Patti opened a thick wooden door, then stepped inside a room dominated by a large conference table. “They just finished a breakfast in here, so the room needs to be cleaned before the First Lady’s meeting with the Ladies Library Foundation at nine-thirty.”
The pager on Patti’s belt chirped. She glanced at the display, then faced Jenna. “When you’re finished here, come back to the office.”
Curiosity ate at Jenna. Who had paged Patti? The person with whom she’d been arguing? Or just someone informing her of a spill on the carpet in the Oval Office?
Jenna wiped down the table and chairs, emptied the trash and vacuumed, all the while wishing she could eavesdrop on Patti. But she needed to do her cover job first. She couldn’t risk getting fired. She needed it so she could stay in the building for extended periods.
She wondered if her presence was a waste of time. If there was a single plotter inside, how likely would it be that he or she would admit as
much where Jenna could hear, whether she was invisible or not? Daniel and Mr. No Name seemed to believe she provided a necessary key to nabbing the man — or woman. She needed to meet co-workers and carefully work the president’s name into their conversations, then judge their reactions.

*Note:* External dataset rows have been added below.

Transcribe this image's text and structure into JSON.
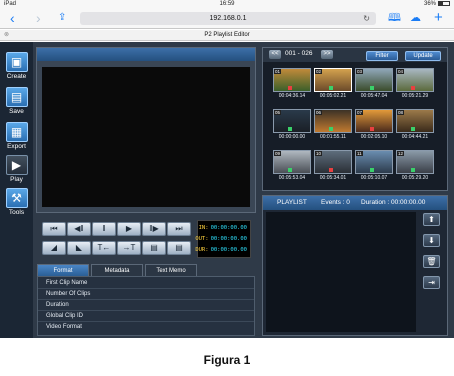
{
  "status": {
    "device": "iPad",
    "time": "16:59",
    "battery": "36%"
  },
  "safari": {
    "url": "192.168.0.1",
    "back_icon": "chevron-left-icon",
    "forward_icon": "chevron-right-icon",
    "share_icon": "share-icon",
    "reload_icon": "reload-icon",
    "bookmarks_icon": "book-icon",
    "tabs_icon": "cloud-icon",
    "new_tab_icon": "plus-icon"
  },
  "tab": {
    "title": "P2 Playlist Editor"
  },
  "toolbar": {
    "items": [
      {
        "label": "Create",
        "icon": "create-icon"
      },
      {
        "label": "Save",
        "icon": "save-icon"
      },
      {
        "label": "Export",
        "icon": "export-icon"
      },
      {
        "label": "Play",
        "icon": "play-icon"
      },
      {
        "label": "Tools",
        "icon": "tools-icon"
      }
    ]
  },
  "timecode": {
    "in_label": "IN:",
    "in": "00:00:00.00",
    "out_label": "OUT:",
    "out": "00:00:00.00",
    "dur_label": "DUR:",
    "dur": "00:00:00.00"
  },
  "tabs": [
    {
      "label": "Format"
    },
    {
      "label": "Metadata"
    },
    {
      "label": "Text Memo"
    }
  ],
  "properties": [
    {
      "label": "First Clip Name"
    },
    {
      "label": "Number Of Clips"
    },
    {
      "label": "Duration"
    },
    {
      "label": "Global Clip ID"
    },
    {
      "label": "Video Format"
    }
  ],
  "thumbs": {
    "range": "001 - 026",
    "filter_label": "Filter",
    "update_label": "Update",
    "clips": [
      {
        "num": "01",
        "tc": "00:04:36.14",
        "colors": [
          "#c08a3a",
          "#3b5f2a"
        ]
      },
      {
        "num": "02",
        "tc": "00:05:02.21",
        "colors": [
          "#d4a24e",
          "#6b4a2a"
        ]
      },
      {
        "num": "03",
        "tc": "00:05:47.04",
        "colors": [
          "#8fa6b8",
          "#3a4c2a"
        ]
      },
      {
        "num": "04",
        "tc": "00:05:21.29",
        "colors": [
          "#a8b7c2",
          "#5b6a3c"
        ]
      },
      {
        "num": "05",
        "tc": "00:00:00.00",
        "colors": [
          "#2a3a4a",
          "#1a1f26"
        ]
      },
      {
        "num": "06",
        "tc": "00:01:55.11",
        "colors": [
          "#3c3226",
          "#c07a30"
        ]
      },
      {
        "num": "07",
        "tc": "00:02:05.10",
        "colors": [
          "#e29a3a",
          "#4a2a1c"
        ]
      },
      {
        "num": "08",
        "tc": "00:04:44.21",
        "colors": [
          "#9c7a4a",
          "#3a2a1a"
        ]
      },
      {
        "num": "09",
        "tc": "00:05:53.04",
        "colors": [
          "#b0b8c0",
          "#4a4f56"
        ]
      },
      {
        "num": "10",
        "tc": "00:05:34.01",
        "colors": [
          "#5e6d7c",
          "#2a2f36"
        ]
      },
      {
        "num": "11",
        "tc": "00:05:10.07",
        "colors": [
          "#6a8db0",
          "#2c3b4c"
        ]
      },
      {
        "num": "12",
        "tc": "00:05:29.20",
        "colors": [
          "#8a9aa8",
          "#3a3f48"
        ]
      }
    ]
  },
  "playlist": {
    "title": "PLAYLIST",
    "events": "Events : 0",
    "duration": "Duration :  00:00:00.00"
  },
  "caption": "Figura 1"
}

Jenna left the conference room, listening and scanning as she went. Why couldn’t she be a mind reader instead? That would definitely be more useful in the current situation.
An out-of-place metallic sound drew her attention. White-clad painters assembled scaffolding outside the East Room. She stopped and watched them. And it struck her just how many people came in and out of the White House every day. She had to work fast if she hoped to pinpoint the assassin before he made his move.
Adrenaline pumping, she hurried the rest of the way to Patti’s office, but unfortunately her boss wasn’t on the phone spilling details. Instead, she was completing paperwork. Who knew there was so much paperwork involved in keeping the White House mopped and trash-free?
“Finished,” Jenna said as she paused in the doorway.
Patti looked annoyed by Jenna’s false brightness. Was she having a bad day or frustrated by interruptions of her master plan?
“Are you sure you cleaned the room thoroughly?”
“Yes. I’m very thorough.”
“Fine.” Patti stood, closed the folder in front of her and stepped into a small closet.